Relief with a Dancing Maenad

Marble, Roman, Augustan period, ca. 27
B.C.-A.D. 14.
Copy of a Greek relief of ca. 425-400
B.C. attributed to Kallimachos
Fletcher Fund, 1935 (35.11.3)
Mary and Michael Jaharis Gallery
This relief shows a maenad, a female follower of Dionysos, god of wine. The maenad is someone who is especially susceptible to the divine frenzy Dionysos inspires through wine. In the relief, she is dancing to some hypnotic music we can only imagine. As she dances, the fabric of her dress moves with her; look at the rippling movement of the hem above her feet. The dress is fanciful, but highly expressive. In some places it clings tightly to her body; in others, it flutters in artful patterns.
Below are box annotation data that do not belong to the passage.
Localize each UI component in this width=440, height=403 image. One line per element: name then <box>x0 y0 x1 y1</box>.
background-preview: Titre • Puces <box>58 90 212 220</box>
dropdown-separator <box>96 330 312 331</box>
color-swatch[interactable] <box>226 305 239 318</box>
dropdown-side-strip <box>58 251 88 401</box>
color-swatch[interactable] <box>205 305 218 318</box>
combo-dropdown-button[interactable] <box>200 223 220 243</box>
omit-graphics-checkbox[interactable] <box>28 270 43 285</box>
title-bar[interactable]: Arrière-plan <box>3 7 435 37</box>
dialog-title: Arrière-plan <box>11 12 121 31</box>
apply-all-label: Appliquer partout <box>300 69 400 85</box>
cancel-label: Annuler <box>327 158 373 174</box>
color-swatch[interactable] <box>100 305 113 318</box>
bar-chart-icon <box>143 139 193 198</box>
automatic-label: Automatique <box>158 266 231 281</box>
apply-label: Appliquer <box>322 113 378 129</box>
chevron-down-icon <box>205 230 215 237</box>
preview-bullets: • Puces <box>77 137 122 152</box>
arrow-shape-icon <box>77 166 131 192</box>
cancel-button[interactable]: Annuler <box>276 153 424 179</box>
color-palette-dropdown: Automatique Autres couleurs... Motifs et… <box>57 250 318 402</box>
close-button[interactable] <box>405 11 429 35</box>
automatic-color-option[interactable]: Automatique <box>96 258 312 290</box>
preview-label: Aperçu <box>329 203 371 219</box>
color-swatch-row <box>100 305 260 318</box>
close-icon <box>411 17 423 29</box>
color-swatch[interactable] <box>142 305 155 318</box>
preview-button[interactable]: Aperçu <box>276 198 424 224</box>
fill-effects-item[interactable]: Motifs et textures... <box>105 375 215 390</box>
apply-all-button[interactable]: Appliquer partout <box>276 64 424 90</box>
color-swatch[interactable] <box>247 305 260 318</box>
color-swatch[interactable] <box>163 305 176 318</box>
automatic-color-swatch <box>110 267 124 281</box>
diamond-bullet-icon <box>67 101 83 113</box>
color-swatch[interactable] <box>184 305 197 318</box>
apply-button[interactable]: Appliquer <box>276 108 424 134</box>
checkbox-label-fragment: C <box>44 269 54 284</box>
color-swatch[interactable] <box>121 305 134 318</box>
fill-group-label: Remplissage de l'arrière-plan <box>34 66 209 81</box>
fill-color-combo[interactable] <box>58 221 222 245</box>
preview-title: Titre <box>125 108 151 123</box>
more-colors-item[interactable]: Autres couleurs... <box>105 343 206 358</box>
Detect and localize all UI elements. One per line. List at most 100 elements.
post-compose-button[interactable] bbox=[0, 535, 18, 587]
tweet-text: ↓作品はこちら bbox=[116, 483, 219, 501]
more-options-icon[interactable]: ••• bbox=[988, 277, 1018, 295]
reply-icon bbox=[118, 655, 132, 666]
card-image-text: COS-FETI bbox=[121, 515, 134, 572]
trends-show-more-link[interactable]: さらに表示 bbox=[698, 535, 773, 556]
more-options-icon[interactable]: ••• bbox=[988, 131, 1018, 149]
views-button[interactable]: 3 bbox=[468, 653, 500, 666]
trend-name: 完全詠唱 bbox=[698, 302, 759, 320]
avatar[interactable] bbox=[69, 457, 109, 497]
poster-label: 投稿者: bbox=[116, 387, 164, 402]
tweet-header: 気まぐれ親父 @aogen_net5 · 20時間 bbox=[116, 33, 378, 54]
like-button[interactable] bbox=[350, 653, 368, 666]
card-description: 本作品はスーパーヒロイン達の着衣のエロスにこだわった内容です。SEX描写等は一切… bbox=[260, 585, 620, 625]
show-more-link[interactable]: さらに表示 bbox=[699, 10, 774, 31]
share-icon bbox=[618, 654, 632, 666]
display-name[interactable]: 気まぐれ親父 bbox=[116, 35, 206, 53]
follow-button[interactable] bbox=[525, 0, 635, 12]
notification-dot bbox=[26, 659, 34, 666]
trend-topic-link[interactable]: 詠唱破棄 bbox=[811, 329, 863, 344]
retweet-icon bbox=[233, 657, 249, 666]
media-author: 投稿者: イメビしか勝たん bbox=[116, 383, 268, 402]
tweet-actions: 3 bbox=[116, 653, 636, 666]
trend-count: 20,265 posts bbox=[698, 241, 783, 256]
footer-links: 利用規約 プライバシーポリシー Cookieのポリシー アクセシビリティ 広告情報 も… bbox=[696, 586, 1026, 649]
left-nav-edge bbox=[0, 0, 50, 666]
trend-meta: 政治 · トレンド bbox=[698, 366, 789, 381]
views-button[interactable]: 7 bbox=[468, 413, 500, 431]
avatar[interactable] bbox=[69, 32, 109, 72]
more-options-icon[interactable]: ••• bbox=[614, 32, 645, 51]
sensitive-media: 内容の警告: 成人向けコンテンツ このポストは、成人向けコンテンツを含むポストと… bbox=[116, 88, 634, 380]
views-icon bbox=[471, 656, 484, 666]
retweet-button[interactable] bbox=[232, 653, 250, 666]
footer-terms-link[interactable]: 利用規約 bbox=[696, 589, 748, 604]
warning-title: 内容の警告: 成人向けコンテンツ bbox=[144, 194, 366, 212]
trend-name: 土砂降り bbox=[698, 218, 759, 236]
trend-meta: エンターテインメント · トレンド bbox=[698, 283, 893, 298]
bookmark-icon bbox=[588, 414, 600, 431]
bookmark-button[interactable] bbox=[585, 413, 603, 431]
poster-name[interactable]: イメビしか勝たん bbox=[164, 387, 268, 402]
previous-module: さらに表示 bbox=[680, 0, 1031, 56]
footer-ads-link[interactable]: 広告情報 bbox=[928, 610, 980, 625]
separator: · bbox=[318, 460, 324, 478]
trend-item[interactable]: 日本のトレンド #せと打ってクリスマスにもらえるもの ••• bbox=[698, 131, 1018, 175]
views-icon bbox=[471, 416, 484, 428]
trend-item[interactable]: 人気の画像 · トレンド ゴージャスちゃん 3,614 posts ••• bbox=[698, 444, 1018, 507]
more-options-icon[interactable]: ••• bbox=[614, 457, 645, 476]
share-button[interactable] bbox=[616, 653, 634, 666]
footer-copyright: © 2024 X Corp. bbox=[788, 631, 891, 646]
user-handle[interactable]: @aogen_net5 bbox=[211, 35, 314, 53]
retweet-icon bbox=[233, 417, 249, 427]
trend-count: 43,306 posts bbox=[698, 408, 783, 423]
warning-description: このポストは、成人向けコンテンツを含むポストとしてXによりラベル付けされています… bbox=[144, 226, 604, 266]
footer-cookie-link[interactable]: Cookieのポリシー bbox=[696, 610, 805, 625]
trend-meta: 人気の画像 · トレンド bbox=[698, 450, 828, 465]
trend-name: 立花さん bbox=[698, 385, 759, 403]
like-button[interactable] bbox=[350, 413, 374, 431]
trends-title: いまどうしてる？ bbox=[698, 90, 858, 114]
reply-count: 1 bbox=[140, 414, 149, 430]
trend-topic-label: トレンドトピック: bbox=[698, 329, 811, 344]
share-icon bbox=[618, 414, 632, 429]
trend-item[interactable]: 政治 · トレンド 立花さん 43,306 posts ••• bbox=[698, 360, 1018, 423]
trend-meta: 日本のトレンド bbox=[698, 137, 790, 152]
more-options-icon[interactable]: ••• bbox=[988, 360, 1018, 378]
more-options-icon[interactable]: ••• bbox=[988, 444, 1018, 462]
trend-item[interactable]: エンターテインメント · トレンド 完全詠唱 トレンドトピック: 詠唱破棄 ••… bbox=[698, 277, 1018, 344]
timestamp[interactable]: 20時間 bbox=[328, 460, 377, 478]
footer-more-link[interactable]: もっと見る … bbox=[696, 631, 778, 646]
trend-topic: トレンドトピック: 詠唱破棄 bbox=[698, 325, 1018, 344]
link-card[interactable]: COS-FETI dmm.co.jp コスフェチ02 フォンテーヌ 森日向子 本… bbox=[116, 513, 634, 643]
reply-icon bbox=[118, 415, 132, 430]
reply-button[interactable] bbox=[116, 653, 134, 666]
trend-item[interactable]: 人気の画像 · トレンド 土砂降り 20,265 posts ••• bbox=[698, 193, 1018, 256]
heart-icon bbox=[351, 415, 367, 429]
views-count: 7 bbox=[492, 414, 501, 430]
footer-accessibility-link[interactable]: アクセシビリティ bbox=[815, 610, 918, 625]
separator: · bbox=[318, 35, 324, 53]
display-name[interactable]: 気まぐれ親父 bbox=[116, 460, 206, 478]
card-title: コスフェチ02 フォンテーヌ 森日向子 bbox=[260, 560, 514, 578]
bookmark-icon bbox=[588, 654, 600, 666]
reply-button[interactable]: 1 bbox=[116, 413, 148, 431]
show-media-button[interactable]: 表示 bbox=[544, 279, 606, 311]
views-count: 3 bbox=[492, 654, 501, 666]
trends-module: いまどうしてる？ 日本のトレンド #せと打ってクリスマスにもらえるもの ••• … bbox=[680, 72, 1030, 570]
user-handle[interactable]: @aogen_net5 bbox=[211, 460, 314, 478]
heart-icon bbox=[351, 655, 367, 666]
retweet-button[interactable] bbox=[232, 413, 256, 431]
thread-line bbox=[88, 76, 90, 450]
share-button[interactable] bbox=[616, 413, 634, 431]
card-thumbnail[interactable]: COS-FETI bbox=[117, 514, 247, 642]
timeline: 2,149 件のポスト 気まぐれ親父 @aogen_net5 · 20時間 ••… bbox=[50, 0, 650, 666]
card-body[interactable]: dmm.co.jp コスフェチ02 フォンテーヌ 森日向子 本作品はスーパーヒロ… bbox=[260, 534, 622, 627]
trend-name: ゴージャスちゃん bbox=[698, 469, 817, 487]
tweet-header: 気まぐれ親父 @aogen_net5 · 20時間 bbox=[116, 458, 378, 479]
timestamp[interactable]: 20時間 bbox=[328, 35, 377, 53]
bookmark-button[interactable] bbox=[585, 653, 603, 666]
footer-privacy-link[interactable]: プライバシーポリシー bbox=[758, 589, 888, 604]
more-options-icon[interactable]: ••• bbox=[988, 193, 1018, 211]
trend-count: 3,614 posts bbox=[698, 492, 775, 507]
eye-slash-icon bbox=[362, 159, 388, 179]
While this maenad dances, she bows her heavy-looking head and seems not to see out of her eyes; there is something very serious about her experience of Dionysos. In Euripides’ tragedy Bacchae, women possessed by Dionysos dance with vigor. They also tear animals apart and dismember Pentheus, the king of Thebes who refused to welcome the god into his city. Euripides describes them in this lyric:

When the ebony flute, melodious
and sacred, plays the holy song
and thunderously incites the rush of women
to mountain, to mountain,
then, in delight, like a colt with its mother
at pasture, she frolics, a light-footed Bacchant.